SOUND is a traveling sound art exhibition—curated by Gustavo Matamoros with the assistance of David Dunn—originally organized by iSAW in celebration of Subtropics 20 at the Bass Museum of Art in Miami Beach. SOUND is one of the most comprehensive exhibitions to focus upon the rich and varied body of creative and historical sound work created in past and recent decades. Unlike most traveling exhibitions, SOUND is not a static show with fixed content. It involves a flexible format that is site-specific in response to individual programming needs and available architecture. SOUND draws upon a unique and large collection of much of the most significant works from the sound art tradition to custom design each individual presentation for specific exhibition venues. The curators are not only well-established figures in the experimental music and sound art communities but also professional audio engineers and sound designers.
At the core of the exhibition is a pre-curated set of sound installation works operated by a central computer and routed to a multi-channel sound system. Additional sculptural pieces are also choreographed to integrate with the sound installations. A flexible selection of satellite pieces is available for curatorial selection. These augment the reach of the show and can occupy multiple gallery spaces. The principal curators decide the selection of these works in collaboration with the presenting organization during a preliminary site visit. Performance related elements can be included into the show in order to generate additional exhibition pieces and lower shipping costs. *
SOUND presents an in-depth experience of a tradition that has evolved, in parallel to and in interaction with, the more familiar aesthetic paradigm of 20th century music that has emphasized music as emotional communication. While not rejecting this concept, the sound art tradition has also sought to create aural experiences that emphasize the ephemeral materiality of sound, the act of listening, increased sensitivity to our aural environment, exploration of physical space, perceptual processes, socio-political engagement, and the nimbus of complex communicative interactions possible in the overlap between language and music. Some of these works can be squarely placed within a more familiar musical framework but many represent a conspicuous challenge to long-held assumptions of musical form and function.
SOUND emphasizes these creative strategies for auditory creation that draw attention to the structure of auditory perception itself and/or issues of sound as an organizing factor in both human and non-human living systems. It presents acoustical artifacts and processes, interactive installations, time-based compositions, and real-time performance events, through a site-specific design philosophy that solves many of the problems previously associated with the exhibition of sound art: sonic bleeding between individual works, incompetent installation and/or lack of appropriate acoustical knowledge, and inferior auditory delivery technologies. In addition to an ongoing sponsorship between the exhibition organizers and Sennheiser Corporation—ensuring access to some of the most sophisticated sound technologies available—the collective expertise of the organizers amounts to over 60 years of professional experience at presenting sound in space.
SOUND is an extraordinary blend of aesthetic and scientific knowledge that is dedicated to providing a deeper understanding of how sound and our sensory modality of hearing are unique organizing forces within human culture. Not only is this evidenced by the emergence and solidification of artistic genre that emphasize aural experience but also by a diverse array of scientific disciplines that have grown in parallel to these artistic ones: bio-musicology formalizes thinking about the biological origins of music, bioacoustics studies the auditory behavior of non-human living systems, psychoacoustics studies the biological and perceptual processes of human hearing, data sonification makes streams of computer data experiential through sound, and acoustic ecology examines how sound is an integrative principle in human and natural environments. Throughout its curatorial decisions, SOUND connects unique artistic creations to all of this scientific knowledge base in ways that provide for ample educational opportunities and community interactions.

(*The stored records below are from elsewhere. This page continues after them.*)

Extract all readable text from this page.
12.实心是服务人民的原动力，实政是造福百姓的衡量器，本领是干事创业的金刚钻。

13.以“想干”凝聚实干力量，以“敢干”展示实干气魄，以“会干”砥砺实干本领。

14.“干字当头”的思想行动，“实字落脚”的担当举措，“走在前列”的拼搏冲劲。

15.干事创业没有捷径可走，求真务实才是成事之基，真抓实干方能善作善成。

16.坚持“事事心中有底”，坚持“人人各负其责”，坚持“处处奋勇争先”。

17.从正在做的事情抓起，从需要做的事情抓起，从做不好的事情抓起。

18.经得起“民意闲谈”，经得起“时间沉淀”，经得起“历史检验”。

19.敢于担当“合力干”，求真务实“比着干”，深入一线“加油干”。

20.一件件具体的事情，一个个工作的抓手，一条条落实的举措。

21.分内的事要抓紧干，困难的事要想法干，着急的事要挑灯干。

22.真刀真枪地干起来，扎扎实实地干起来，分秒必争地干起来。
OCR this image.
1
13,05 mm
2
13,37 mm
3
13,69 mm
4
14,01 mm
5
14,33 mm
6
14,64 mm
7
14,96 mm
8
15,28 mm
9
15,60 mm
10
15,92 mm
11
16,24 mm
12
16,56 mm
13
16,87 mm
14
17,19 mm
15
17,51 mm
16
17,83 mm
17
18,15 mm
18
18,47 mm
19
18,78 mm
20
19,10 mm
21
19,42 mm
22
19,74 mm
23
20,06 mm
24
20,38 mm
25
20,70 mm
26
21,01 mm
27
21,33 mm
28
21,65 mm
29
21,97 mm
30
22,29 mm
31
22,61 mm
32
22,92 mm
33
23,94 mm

SOUND provides a distinct exhibition event that is both deep in its intellectual implications and physically stimulating. It is also an experience that can be repeated indefinitely by visitors because the time-based nature of many of the works—and overall sensorial richness—ensures that new experiences will occur with each visit. It is almost impossible for anyone to experience everything with even multiple visitations. Each presentation venue will also have a distinct combination of exhibition events and artifacts that are custom selected and matched to the acoustic and physical properties of each venue space. They will also be carefully automated so that there is minimal interference between individual works. Additional performance events can be added to the overall exhibition from a near inexhaustible international network of the most original creative minds in the fields of auditory art and music. SOUND can be understood to be a dynamic conduit between the exhibition world and this largely untapped resource of amazing sonic and artistic phenomena. Most importantly, SOUND is an occasion for these kinds of fascinating events and artifacts to be experienced in the way that their makers intended them, with exacting standards of technological, acoustic, intellectual, and aesthetic clarity.
The inaugural presentation of this exhibition took place at The Bass Museum of Art, Main Exhibition Gallery, and attracted the support of The John S. and James L. Knight Foundation and The City of Miami Beach, among other funders, and was sponsored by Sennheiser Corporation.
*Example: Music for Piano No. 5 by Toshi Ichyianagi consists of an abandoned upright piano that is prepared as a target for dart throwing. The presenter provides the piano for preparation and the finished piece can remain as part of its permanent collection.